The family, as ``a constant presence in a child's life,'' was less and less the reality for more and more students, says Diane Ravitch, a professor of education at Columbia University. Schools have ``glancing relationships with students,'' she argues, ``and you can't talk about [schools] as a replacement for parents.'' Change in the family is the major change that keeps the schools off balance, she says, with parents and educators unwilling to make demands on children. ``It's a form of national self-indulgence,'' she adds, and it becomes cumulative. ``This is what is frightening.''

At the same time, what schools needed to teach became more demanding. ``The social capital that we used to get from families, schools now have to provide,'' says Bill Honig, superintendent of public instruction for the state of California. No longer can a high school graduate - and certainly not a dropout - count on getting a job just because he or she is willing to work.

``The spectrum of the international market is more demanding on workers,'' says Mr. Honig. Simply absorbing ``facts,'' which will change regularly and often during a lifetime, is no longer a student's role or a school's mission. ``Much more sophisticated learning, as well as learning how to learn, must occur for a much greater proportion of all students,'' he says.

Fewer Students, Lower Standards

Colleges and universities, partly as a result of declining enrollments and partly as a result of changes in curriculum brought about in the turbulent 1960s and early '70s, eased entrance requirements.

``The signals were adverse,'' says Arthur Levine of the graduate school of education at Harvard University. With colleges being less selective, high school guidance offices and school boards lost a major incentive to keep standards high, he says.

It slowly dawned on us as a nation, says Ed Carangelo, principal of a high school nationally recognized for excellence in science education in Niskayuna, N.Y., that ``Ten years from now, there will be a robot or a computer working at a McDonald's. The question is: Will it be made in America? Or Japan and West Germany?''

In addition, a sea change occurred in the way school districts were run. Control reverted to the state from the local level, while the Reagan administration retreated from involvement with local school districts, especially in direct federal funding.

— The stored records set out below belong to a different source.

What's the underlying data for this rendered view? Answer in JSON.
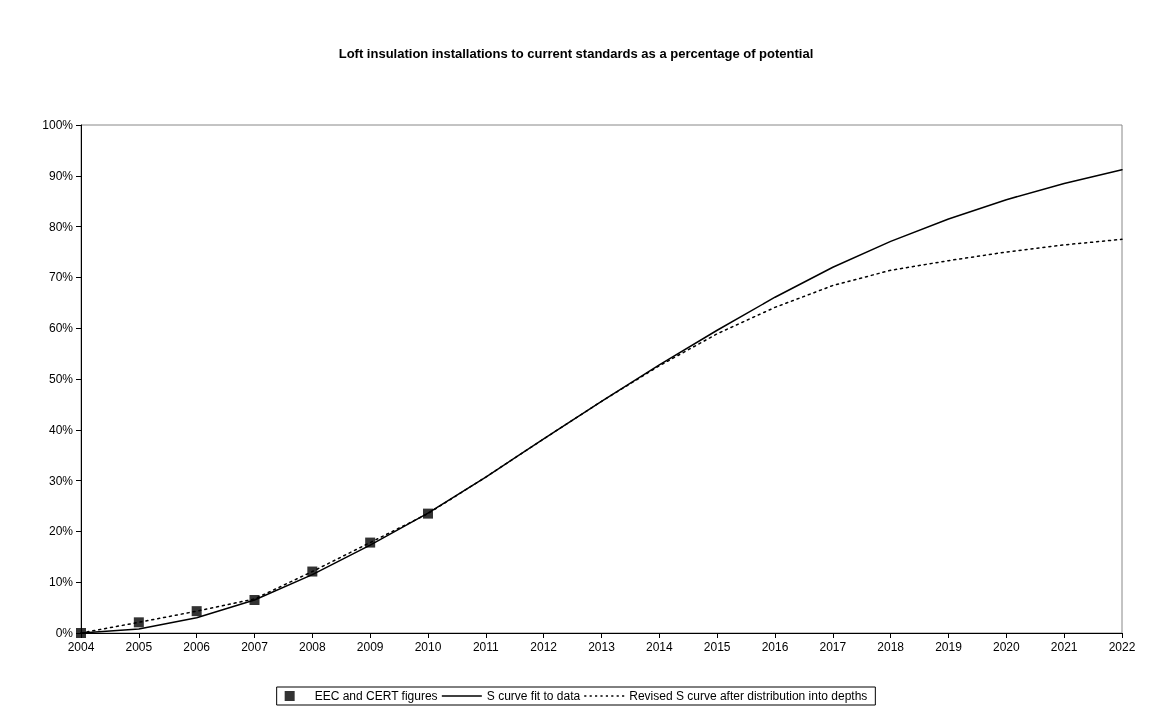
{
  "chart_data": {
    "type": "line",
    "title": "Loft insulation installations to current standards as a percentage of potential",
    "categories": [
      "2004",
      "2005",
      "2006",
      "2007",
      "2008",
      "2009",
      "2010",
      "2011",
      "2012",
      "2013",
      "2014",
      "2015",
      "2016",
      "2017",
      "2018",
      "2019",
      "2020",
      "2021",
      "2022"
    ],
    "series": [
      {
        "name": "EEC and CERT figures",
        "type": "scatter",
        "color": "#000000",
        "marker": "square",
        "values": [
          0,
          2.1,
          4.3,
          6.5,
          12.1,
          17.8,
          23.5,
          null,
          null,
          null,
          null,
          null,
          null,
          null,
          null,
          null,
          null,
          null,
          null
        ]
      },
      {
        "name": "S curve fit to data",
        "color": "#000000",
        "marker": "none",
        "line_style": "solid",
        "values": [
          0,
          0.8,
          3.0,
          6.5,
          11.5,
          17.3,
          23.6,
          30.7,
          38.2,
          45.6,
          52.8,
          59.6,
          66.1,
          72.0,
          77.1,
          81.5,
          85.3,
          88.5,
          91.2
        ]
      },
      {
        "name": "Revised S curve after distribution into depths",
        "color": "#000000",
        "marker": "none",
        "line_style": "dotted",
        "values": [
          0,
          2.1,
          4.3,
          6.7,
          12.1,
          17.8,
          23.5,
          30.7,
          38.2,
          45.6,
          52.6,
          58.9,
          64.1,
          68.4,
          71.4,
          73.3,
          75.0,
          76.4,
          77.5
        ]
      }
    ],
    "ylim": [
      0,
      100
    ],
    "yticks": [
      {
        "value": 0,
        "label": "0%"
      },
      {
        "value": 10,
        "label": "10%"
      },
      {
        "value": 20,
        "label": "20%"
      },
      {
        "value": 30,
        "label": "30%"
      },
      {
        "value": 40,
        "label": "40%"
      },
      {
        "value": 50,
        "label": "50%"
      },
      {
        "value": 60,
        "label": "60%"
      },
      {
        "value": 70,
        "label": "70%"
      },
      {
        "value": 80,
        "label": "80%"
      },
      {
        "value": 90,
        "label": "90%"
      },
      {
        "value": 100,
        "label": "100%"
      }
    ],
    "grid": false,
    "legend": "bottom"
  }
}
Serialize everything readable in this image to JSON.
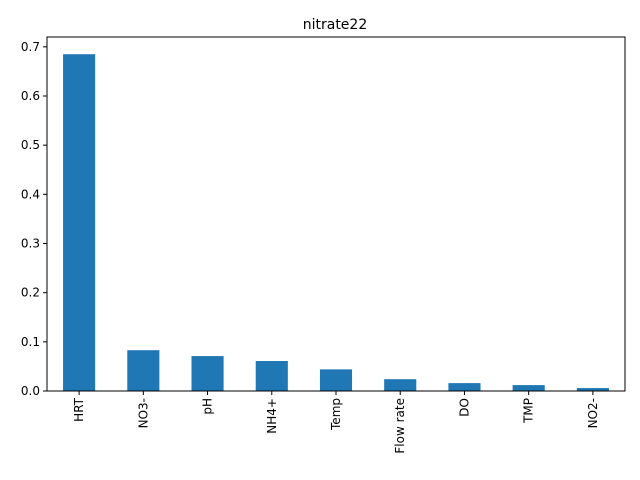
{
  "chart_data": {
    "type": "bar",
    "title": "nitrate22",
    "xlabel": "",
    "ylabel": "",
    "categories": [
      "HRT",
      "NO3-",
      "pH",
      "NH4+",
      "Temp",
      "Flow rate",
      "DO",
      "TMP",
      "NO2-"
    ],
    "values": [
      0.685,
      0.083,
      0.071,
      0.061,
      0.044,
      0.024,
      0.016,
      0.012,
      0.006
    ],
    "ylim": [
      0,
      0.72
    ],
    "yticks": [
      "0.0",
      "0.1",
      "0.2",
      "0.3",
      "0.4",
      "0.5",
      "0.6",
      "0.7"
    ],
    "grid": false,
    "legend": "none",
    "bar_color": "#1f77b4"
  }
}
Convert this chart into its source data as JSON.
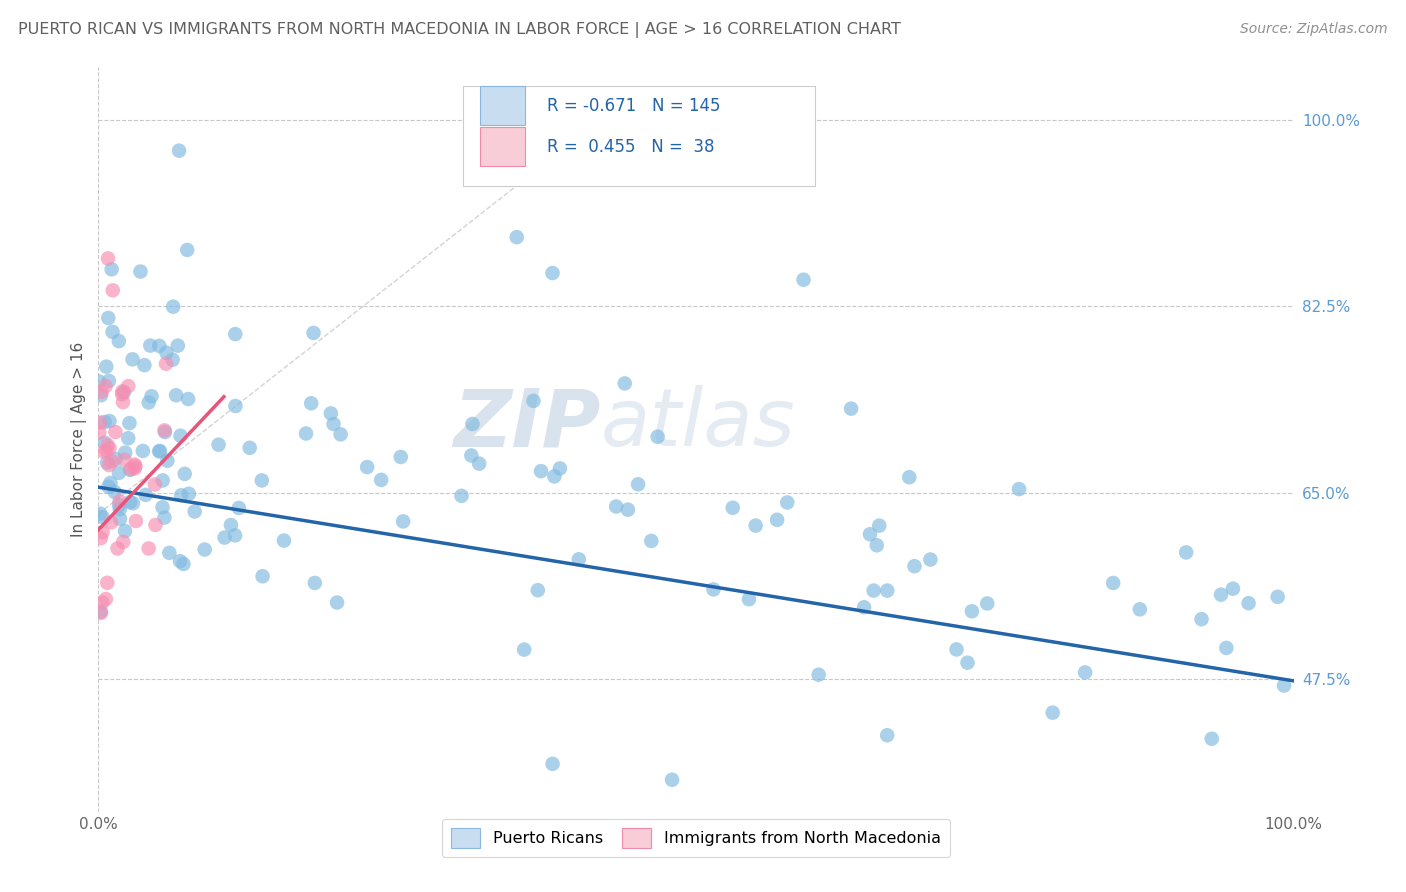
{
  "title": "PUERTO RICAN VS IMMIGRANTS FROM NORTH MACEDONIA IN LABOR FORCE | AGE > 16 CORRELATION CHART",
  "source_text": "Source: ZipAtlas.com",
  "ylabel": "In Labor Force | Age > 16",
  "xlim": [
    0.0,
    1.0
  ],
  "ylim": [
    0.35,
    1.05
  ],
  "x_tick_labels": [
    "0.0%",
    "100.0%"
  ],
  "y_tick_labels": [
    "47.5%",
    "65.0%",
    "82.5%",
    "100.0%"
  ],
  "y_tick_vals": [
    0.475,
    0.65,
    0.825,
    1.0
  ],
  "watermark_zip": "ZIP",
  "watermark_atlas": "atlas",
  "blue_color": "#7fb9e0",
  "blue_edge": "#7fb9e0",
  "pink_color": "#f78db0",
  "pink_edge": "#f78db0",
  "line_blue": "#2464a8",
  "line_pink": "#e8547a",
  "line_dash": "#c8c8c8",
  "background": "#ffffff",
  "grid_color": "#c8c8c8",
  "title_color": "#606060",
  "source_color": "#909090",
  "right_tick_color": "#5b9bd5",
  "legend_text_color": "#2464a8",
  "blue_box_fill": "#c9ddf0",
  "blue_box_edge": "#8ab8de",
  "pink_box_fill": "#f9cdd8",
  "pink_box_edge": "#f08aaa",
  "blue_line_y0": 0.655,
  "blue_line_y1": 0.473,
  "pink_line_x0": 0.0,
  "pink_line_x1": 0.105,
  "pink_line_y0": 0.615,
  "pink_line_y1": 0.74
}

America's traditional teacher corps of highly talented women was being drained. No longer limited to careers in teaching or nursing, women headed, en masse, into other professions.

The Scholastic Aptitude Test scores of education majors in the 1970s and '80s ranked in the bottom quarter of all college graduates. Baby-boomer parents found themselves in a position no other generation of parents had been in: Many were as well or better educated than their children's teachers.

There was a demographic shift as well, with consequences in the makeup of the teacher force. Due to a decline in the number of births in the late 1960s and early '70s, enrollments in the '80s declined from historic highs.

Young college graduates, especially the brighter ones, knew there would not be teaching jobs waiting for them and looked elsewhere. A further barrier to the best and brightest entering the teaching profession: Starting pay, especially for those trained in science and mathematics, was grossly out of proportion with that of other opportunities.

Concern for Underclass

Conservative politicians, as well as a broad spectrum of the public, linked concern about the caliber of teachers with an increased concern about the failure of any relevant education to reach a nearly permanent underclass located in urban centers and concentrated in minorities.

Two approaches surfaced to deal with each of these problems:

Alternative teacher certification allows nonteachers to become teachers more easily. Public-school choice plans permit parents to select the public school their child will attend, and tax dollars follow. Neither tactic has been adopted widely enough to prove whether better schools will result, although initial signs are positive in New Jersey and Minnesota, the two states with the most radical alternative-certification and choice plans, respectively.